Unwittingly Federalizing State Water

 “The natural process of things is for liberty to yield and government to gain ground.”     - Thomas Jefferson

The federal government has its eye on state lands.  What is at stake?  State sovereignty, individual liberties and our water!

 

Our founding fathers did not intend for the federal government to have authority over state lands with the exception of the “erection of forts, magazines, arsenals, dockyard, and other needful buildings”, Enclave Clause of the U.S. Constitution, Article I, section 8, clause 17.Yet every day that goes by the federal government is purchasing lands either directly from private landowners or through land brokers, such as The Nature Conservancy, under the auspices of “protecting species, habitat and wilderness”.

 

What does this mean when the federal government owns state lands?  First the state loses all authority over this land.

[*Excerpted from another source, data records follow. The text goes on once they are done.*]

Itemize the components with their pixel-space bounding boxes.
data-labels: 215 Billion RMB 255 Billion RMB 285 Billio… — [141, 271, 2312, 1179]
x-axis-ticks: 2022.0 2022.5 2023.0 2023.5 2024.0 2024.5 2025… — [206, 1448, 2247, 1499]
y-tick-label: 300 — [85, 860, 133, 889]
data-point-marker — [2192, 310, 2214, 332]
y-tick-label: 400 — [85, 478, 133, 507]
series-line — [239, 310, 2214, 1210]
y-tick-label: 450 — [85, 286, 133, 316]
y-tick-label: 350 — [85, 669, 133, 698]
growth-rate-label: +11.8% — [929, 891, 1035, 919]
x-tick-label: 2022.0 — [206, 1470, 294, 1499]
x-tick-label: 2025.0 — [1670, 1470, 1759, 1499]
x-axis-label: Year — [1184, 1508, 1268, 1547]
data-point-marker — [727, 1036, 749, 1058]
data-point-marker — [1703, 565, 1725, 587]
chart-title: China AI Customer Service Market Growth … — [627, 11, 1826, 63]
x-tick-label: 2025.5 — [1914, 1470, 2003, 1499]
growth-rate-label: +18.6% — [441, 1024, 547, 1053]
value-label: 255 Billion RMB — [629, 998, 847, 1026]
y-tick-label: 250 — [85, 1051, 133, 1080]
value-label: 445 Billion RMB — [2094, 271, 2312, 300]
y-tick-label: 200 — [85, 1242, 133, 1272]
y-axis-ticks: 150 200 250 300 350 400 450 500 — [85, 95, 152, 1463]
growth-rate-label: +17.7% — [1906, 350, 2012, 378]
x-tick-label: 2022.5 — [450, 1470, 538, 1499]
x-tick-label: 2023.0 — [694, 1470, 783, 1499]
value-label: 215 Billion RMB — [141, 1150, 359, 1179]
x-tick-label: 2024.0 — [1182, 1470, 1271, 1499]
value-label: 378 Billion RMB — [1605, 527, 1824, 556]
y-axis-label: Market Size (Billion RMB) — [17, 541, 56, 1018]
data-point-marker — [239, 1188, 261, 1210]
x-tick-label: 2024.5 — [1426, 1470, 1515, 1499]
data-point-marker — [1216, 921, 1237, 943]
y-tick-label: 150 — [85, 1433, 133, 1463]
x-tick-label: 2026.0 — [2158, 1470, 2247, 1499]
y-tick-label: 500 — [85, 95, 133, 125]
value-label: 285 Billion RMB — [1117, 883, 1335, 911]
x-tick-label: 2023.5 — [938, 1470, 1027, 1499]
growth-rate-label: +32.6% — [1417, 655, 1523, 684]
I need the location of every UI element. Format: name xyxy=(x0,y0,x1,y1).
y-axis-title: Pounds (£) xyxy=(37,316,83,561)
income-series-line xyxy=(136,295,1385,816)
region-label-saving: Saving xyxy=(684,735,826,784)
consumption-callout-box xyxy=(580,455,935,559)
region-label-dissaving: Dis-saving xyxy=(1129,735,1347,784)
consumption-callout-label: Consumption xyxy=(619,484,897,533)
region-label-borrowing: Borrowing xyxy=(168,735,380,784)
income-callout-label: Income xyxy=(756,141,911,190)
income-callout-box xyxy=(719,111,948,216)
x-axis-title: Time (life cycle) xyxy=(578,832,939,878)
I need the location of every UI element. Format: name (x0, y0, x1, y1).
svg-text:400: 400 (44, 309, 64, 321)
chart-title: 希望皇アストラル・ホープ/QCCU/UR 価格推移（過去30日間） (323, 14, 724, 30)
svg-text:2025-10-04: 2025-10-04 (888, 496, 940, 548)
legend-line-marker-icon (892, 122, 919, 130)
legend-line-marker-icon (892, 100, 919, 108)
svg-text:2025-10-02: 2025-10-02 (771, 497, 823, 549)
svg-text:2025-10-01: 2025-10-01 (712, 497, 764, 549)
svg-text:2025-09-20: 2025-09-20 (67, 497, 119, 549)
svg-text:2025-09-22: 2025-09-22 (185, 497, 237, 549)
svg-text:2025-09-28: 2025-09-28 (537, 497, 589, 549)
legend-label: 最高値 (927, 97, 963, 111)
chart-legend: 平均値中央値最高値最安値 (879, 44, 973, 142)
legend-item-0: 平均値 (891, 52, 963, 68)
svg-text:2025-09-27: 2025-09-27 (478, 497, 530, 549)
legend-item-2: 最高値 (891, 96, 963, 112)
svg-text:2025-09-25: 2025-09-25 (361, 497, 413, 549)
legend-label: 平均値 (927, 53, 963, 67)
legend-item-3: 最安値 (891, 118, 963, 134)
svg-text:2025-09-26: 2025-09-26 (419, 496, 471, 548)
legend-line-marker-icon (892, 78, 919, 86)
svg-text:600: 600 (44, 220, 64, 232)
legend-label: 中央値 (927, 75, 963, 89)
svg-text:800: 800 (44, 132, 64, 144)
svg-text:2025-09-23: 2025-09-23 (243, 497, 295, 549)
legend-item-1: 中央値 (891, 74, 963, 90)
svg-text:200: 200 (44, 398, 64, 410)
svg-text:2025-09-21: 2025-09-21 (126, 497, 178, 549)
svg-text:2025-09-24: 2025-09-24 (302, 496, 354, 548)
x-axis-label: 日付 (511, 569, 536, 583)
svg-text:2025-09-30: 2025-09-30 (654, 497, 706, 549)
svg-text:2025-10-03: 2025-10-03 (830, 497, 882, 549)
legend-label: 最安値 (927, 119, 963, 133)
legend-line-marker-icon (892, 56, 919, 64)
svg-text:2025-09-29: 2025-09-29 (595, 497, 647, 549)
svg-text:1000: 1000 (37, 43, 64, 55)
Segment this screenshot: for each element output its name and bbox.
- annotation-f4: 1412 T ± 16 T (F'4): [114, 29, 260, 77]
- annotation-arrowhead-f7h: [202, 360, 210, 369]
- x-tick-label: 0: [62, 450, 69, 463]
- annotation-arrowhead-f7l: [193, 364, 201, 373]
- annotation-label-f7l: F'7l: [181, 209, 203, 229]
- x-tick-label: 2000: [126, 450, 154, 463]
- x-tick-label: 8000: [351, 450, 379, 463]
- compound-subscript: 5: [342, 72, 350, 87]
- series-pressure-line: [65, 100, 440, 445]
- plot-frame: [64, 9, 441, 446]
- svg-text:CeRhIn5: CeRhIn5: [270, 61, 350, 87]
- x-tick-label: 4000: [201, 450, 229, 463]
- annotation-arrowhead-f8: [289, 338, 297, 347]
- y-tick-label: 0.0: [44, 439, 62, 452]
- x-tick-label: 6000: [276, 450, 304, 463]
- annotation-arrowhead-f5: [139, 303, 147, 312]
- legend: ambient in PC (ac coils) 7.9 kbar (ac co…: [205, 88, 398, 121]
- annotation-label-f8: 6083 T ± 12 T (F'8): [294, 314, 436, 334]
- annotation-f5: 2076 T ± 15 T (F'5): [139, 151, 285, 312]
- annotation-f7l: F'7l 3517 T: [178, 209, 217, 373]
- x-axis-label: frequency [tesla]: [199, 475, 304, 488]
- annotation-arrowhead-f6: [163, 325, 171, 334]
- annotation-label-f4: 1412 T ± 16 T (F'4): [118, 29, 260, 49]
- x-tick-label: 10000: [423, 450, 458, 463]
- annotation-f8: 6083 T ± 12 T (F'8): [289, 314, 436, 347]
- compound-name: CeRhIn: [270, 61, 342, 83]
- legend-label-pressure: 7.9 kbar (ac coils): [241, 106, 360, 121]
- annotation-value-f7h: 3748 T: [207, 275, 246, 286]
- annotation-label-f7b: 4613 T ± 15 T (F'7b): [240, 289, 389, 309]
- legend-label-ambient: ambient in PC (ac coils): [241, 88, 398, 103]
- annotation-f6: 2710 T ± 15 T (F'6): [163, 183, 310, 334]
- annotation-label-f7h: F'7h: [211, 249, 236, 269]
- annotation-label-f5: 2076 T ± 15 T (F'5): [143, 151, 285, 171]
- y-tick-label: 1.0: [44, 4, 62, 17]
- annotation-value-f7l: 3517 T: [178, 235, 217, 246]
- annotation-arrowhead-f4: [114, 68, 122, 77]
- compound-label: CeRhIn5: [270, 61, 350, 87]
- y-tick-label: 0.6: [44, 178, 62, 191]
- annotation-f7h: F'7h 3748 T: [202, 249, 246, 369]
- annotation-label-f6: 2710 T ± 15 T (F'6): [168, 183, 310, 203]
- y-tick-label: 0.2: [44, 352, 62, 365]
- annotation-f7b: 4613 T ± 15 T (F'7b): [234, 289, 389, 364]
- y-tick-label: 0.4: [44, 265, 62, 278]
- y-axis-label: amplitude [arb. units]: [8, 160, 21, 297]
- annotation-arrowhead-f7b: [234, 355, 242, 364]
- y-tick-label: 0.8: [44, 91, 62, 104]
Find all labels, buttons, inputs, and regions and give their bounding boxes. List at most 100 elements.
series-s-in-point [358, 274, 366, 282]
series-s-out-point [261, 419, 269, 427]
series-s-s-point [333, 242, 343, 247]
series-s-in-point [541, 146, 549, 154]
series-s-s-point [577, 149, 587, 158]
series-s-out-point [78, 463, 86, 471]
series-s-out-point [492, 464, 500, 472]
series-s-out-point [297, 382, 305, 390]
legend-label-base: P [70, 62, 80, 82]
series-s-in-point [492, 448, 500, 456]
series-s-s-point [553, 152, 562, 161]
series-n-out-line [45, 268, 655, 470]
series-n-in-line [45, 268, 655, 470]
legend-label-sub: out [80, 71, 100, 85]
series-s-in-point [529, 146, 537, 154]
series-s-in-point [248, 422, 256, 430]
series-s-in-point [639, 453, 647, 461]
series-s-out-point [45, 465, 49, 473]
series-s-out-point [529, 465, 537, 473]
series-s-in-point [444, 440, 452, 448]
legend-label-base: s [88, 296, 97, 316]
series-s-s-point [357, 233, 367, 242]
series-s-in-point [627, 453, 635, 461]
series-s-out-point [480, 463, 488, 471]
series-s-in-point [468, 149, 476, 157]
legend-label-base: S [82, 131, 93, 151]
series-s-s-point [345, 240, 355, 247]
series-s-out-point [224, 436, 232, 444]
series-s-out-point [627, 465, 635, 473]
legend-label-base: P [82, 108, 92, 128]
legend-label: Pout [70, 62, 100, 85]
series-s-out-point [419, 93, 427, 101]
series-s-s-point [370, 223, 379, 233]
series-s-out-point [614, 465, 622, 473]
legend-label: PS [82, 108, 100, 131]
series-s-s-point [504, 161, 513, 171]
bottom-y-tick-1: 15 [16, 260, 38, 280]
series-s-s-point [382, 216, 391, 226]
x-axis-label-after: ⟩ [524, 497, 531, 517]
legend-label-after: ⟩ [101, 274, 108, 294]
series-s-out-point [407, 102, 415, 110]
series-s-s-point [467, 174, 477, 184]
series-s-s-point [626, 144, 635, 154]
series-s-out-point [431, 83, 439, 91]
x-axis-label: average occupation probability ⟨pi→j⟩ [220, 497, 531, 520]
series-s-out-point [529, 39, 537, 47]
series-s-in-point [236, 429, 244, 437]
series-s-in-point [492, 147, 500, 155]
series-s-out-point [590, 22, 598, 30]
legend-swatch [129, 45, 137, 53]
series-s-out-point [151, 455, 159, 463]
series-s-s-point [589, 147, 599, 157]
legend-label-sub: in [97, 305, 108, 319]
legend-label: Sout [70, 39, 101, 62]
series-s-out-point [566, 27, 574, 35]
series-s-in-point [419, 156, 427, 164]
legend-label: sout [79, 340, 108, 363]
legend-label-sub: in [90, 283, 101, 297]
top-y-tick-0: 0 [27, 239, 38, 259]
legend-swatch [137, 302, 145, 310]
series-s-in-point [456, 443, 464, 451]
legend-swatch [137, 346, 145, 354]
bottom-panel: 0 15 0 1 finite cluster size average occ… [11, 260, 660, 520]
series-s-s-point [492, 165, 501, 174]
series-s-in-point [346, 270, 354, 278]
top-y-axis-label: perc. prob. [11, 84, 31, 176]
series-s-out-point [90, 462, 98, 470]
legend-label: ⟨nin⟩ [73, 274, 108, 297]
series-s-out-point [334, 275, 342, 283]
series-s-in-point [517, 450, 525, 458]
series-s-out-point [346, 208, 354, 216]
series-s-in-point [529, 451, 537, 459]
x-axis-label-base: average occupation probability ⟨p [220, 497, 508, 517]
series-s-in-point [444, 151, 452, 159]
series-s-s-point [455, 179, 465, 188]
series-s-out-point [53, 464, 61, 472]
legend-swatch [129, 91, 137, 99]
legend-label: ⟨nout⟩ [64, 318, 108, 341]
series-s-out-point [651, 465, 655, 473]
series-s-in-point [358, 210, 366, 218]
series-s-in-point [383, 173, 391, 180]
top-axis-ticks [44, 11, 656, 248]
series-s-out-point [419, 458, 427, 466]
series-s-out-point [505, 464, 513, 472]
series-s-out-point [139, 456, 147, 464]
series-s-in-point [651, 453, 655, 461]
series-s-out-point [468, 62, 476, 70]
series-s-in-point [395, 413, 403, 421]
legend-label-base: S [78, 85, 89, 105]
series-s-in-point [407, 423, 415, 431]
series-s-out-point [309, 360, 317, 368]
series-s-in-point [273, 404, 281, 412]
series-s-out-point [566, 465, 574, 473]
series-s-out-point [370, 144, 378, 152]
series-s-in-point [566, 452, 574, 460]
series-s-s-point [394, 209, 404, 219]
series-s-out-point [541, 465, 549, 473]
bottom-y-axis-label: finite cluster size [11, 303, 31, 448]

All land purchased by the Federal government is considered public lands and thus Congress has complete jurisdiction over them.  Every acre sold to the federal government is one less acre held under the sovereign power of the State government.

 

When a State loses its jurisdiction over its land local people lose their ability to have local control through their locally elected officials such as Boards of Supervisors.  Local economies and concerns lose their influence on local government.

 

Since this land is now owned and controlled by the federal government, the feds may exercise police power on these lands as well as on adjacent lands.  “A person selling his property to the Federal Government exposes his neighbors to the police power of the United States thus expanding the already vast reach of the Federal police power within the State.  While this is a matter of sufficient concern in itself, it must also be noted that this police power is not susceptible to local political control.” B. Howell & J.L. Tenney, Federal acquisition of lands within States, Eco-logic, 2001.

 

In California approximately 50% of the land is currently owned by the Federal government.  It is interesting to note that strategic pieces of land are being purchased, such as along the Sacramento River and in other water ways.  State land conversions are inadvertently supported by local programs, one such program is the Sacramento River Conservation Area in that it supports the restoration of 222 miles along the Sacramento River to habitat.   This objective opens the door to agencies and environmental groups to purchase land to achieve this goal.   When the Federal government owns this land it also owns the mineral, energy, timber and all other renewable resources.  It will also own the water!  Could this be one of the multiple plans in effect to federalize state water?  We believe it is.

 

How could we so unwittingly allow this to happen?  It is society’s “collective” belief that supports the environmental agenda which funds land acquisitions under the “feel good” ideologies of protecting species and habitat.  Nature Conservancy alone has set out to purchase over 30,000 acres of land along the Sacramento River to contribute to the establishment of a continuous riparian belt along the Sacramento River from Redding to Verona .  It is not their plan to hold the land but to sell it to the U.S. Fish and Wildlife Service or other agencies, thus facilitating the conversion from state to federal land and the federalization of water. 

 

In addition, the U.S. Fish and Wildlife Service proposes to expand the Sacramento River National Wildlife Refuge to 18,000 acres, an increase of more than 6,000 acres.  According to the Service, “Once complete, the Refuge will protect 18,000 acres along a 100-mile corridor along the river between the Cities of Red Bluff and Colusa.”  Who will control the water?

 

Additional pressure to federalize water surfaced in the Reid amendment during the latest discussions of the Farm Bill.  According to Bill Pauli, president of the California Farm Bureau Federation, the Reid amendment if passed “allows the beginning of the federalization of state water rights … From an agency standpoint, such as the National Marine Fisheries Service or the US Fish and Wildlife Service, they’d like to have control over state water rights so  that they have that water available for species, but it’s a disaster for California agriculture and ultimately California business and our California economy.”  Ag Alert, February 20, 2002

 

How can this be stopped?  Only through the outcry of our elected representatives at the State level.  According to B. Howell & J.L. Tenney “When a State offers no comment with respect to a particular purchase, it is assumed by the court that the State consented to the purchase.  In other words, it is necessary for our elected officials to be proactive and challenge the purchase or they give up the State’s sovereignty.”  They give up our water rights and individual freedoms under the guise of protecting species and habitat.

 

Where are our elected officials?  If we don’t educate our elected officials, and demand that they prevent these conversions, you can rest assured that we will wake up one day to find that California has lost much of its sovereignty, and that the Federal government is in control of all of California ’s water.